Yes precisely my point above - the intent of section 4.2 in RFC5482, if i guess
correctly, is to avoid the case in some implementations where keep-alive code
uses a different timer than the regular retrans timer where TCP_USER_TIMEOUT
logic is allied, hence not subject to TCP_USER_TIMEOUT. E.g., if the
app programs
TCP_USER_TIMEOUT to be one hour, but a keepalive timeout to be 10 minutes,
RFC5482 does not want a connection to be aborted after 10 minutes due to
keepalive probe failure. This can be readily translated in some OSes if the
keepalive API is time/duration based. E.g., one can use the same
TCP_USER_TIMEOUT value to program the keepalive API.

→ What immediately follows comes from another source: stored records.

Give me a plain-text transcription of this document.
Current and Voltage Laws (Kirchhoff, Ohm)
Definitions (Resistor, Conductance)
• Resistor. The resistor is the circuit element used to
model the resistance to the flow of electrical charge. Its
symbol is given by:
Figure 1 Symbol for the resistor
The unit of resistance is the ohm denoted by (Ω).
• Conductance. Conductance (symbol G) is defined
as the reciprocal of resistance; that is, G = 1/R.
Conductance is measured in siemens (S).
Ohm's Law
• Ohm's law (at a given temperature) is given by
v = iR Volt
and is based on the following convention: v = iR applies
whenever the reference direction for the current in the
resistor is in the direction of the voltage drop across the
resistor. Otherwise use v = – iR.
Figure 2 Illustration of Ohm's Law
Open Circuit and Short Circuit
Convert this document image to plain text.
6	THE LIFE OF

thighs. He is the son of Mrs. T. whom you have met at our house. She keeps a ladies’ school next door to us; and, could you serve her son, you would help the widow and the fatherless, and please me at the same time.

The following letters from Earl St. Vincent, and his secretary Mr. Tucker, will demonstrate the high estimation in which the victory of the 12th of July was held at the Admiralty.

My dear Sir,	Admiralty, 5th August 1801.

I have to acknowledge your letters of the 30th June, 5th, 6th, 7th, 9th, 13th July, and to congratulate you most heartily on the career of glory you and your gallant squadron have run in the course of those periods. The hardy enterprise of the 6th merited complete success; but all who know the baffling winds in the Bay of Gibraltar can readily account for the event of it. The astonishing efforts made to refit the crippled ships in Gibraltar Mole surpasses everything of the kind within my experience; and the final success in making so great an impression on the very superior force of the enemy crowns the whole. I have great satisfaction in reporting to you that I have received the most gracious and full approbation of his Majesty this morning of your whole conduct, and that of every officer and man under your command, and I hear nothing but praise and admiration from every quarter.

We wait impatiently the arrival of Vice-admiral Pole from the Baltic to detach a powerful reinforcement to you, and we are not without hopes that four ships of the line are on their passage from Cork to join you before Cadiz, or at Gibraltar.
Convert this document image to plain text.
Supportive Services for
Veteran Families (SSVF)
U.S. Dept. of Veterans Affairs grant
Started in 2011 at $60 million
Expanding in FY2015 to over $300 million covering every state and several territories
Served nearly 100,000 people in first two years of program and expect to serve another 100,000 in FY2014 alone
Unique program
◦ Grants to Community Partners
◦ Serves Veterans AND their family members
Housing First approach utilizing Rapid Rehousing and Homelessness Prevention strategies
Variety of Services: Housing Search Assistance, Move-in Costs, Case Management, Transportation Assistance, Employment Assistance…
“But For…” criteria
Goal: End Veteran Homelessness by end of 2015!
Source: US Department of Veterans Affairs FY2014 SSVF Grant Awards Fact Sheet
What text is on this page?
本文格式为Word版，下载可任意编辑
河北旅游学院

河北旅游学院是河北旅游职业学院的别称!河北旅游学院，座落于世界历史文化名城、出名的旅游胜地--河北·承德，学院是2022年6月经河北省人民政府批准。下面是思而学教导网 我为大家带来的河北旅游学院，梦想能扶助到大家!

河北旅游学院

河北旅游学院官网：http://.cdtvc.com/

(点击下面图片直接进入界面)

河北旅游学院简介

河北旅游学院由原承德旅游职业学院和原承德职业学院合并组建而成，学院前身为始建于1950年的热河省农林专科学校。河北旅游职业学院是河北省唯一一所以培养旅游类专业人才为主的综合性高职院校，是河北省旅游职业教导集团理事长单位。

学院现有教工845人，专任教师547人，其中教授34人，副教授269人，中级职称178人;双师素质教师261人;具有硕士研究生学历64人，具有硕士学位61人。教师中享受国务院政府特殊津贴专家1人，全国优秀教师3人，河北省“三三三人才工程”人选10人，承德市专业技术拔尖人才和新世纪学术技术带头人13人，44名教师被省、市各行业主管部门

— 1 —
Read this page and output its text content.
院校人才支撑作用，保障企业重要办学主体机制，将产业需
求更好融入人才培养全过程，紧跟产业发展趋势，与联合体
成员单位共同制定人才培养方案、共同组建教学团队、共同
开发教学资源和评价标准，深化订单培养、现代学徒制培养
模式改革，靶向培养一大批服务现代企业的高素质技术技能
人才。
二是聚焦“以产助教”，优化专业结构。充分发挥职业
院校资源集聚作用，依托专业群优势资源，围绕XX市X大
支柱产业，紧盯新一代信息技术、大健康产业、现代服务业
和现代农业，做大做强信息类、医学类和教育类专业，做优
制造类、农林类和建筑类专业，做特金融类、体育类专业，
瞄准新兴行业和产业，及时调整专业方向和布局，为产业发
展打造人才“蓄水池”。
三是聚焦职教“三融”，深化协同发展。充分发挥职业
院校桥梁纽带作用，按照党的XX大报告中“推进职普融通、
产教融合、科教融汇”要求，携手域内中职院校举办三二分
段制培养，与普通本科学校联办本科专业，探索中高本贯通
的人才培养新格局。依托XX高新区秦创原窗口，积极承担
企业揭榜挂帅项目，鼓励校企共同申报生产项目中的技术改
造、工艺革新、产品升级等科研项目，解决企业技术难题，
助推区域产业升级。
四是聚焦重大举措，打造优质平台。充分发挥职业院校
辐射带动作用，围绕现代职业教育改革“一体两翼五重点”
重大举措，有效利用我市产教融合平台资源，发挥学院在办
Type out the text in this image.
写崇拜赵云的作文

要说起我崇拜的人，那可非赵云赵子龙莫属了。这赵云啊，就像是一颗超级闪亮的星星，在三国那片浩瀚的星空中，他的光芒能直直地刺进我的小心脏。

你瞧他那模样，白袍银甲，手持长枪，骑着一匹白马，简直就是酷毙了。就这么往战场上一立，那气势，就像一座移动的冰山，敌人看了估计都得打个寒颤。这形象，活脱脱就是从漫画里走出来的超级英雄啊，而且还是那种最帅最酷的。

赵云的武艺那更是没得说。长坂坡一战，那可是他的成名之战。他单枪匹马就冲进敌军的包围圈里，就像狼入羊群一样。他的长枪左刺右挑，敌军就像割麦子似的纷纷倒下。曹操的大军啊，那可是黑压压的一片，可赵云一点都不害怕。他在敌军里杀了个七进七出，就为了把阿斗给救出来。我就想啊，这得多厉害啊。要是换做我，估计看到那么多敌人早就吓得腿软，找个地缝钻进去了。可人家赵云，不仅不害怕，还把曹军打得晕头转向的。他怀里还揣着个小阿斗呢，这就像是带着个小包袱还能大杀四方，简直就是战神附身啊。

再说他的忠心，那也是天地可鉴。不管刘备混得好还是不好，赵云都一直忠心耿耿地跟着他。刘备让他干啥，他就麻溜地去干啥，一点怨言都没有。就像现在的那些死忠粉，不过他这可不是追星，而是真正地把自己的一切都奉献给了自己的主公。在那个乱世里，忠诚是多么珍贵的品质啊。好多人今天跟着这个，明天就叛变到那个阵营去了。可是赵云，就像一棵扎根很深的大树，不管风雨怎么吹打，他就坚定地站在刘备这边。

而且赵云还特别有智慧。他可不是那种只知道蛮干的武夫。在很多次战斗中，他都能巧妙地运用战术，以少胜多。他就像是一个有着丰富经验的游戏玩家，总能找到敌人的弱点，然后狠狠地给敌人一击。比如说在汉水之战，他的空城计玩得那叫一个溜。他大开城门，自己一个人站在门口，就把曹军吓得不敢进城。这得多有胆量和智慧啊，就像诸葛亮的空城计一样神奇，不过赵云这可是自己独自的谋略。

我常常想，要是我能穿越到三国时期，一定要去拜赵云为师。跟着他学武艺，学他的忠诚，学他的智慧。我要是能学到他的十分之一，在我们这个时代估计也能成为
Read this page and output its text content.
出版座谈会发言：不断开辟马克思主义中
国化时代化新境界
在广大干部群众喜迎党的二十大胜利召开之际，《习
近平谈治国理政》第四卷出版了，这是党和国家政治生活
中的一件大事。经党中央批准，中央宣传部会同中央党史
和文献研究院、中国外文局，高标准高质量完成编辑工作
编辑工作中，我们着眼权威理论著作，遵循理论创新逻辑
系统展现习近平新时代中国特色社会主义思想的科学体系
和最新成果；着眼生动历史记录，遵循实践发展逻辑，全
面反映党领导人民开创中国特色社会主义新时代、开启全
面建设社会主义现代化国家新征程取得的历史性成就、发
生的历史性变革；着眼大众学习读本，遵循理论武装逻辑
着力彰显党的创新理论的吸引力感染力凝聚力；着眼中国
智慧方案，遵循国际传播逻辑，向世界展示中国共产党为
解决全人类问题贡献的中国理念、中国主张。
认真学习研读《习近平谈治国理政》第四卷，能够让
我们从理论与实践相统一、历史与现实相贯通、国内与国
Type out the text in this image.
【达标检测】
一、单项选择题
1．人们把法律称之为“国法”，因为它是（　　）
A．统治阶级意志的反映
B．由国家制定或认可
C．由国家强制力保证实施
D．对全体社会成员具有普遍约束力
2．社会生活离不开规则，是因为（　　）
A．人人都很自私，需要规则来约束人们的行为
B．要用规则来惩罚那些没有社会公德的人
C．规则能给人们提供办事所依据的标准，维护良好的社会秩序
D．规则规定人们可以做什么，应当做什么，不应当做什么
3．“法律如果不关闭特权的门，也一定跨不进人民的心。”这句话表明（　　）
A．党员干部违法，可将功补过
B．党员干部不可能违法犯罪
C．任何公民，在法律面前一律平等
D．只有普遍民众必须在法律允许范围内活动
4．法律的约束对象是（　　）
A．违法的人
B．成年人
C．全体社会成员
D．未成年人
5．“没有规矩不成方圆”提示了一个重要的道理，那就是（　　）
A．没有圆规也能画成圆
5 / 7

But Linux's keepalive API has a TCP_KEEPIDLE period plus TCP_KEEPCNT of
retries plus TCP_KEEPINTVL. So depending on TCP_KEEPCNT and
TCP_KEEPINTVL, the total duration for keepalive may be >> TCP_KEEPIDLE
hence my comment above.

Again my main concern is backward compatibility. Our existing use cases most
likely have TCP_USER_TIMEOUT value < TCP_KEEPIDLE value so the risk
is mainly in removing the icsk_user_timeout check inside tcp_keepalive_timer().

Jerry

>
> Shoaib.
>
>>
>>> Jerry
>>>
>>>> implementing and easy to fix with little or no risk of breakage.
>>>>
>>>> The proposed patch changes a feature that no one uses. It also imposes
>>>> the
>>>> relation ship between keepalive and timeout values that is required by
>>>> the
>>>> RFC and make sense.
>>>>
>>>> You are the final authority, if you say we should just fix the
>>>> documentation
>>>> than that is fine.
>>>>
>>>> Shoaib
>>>>
>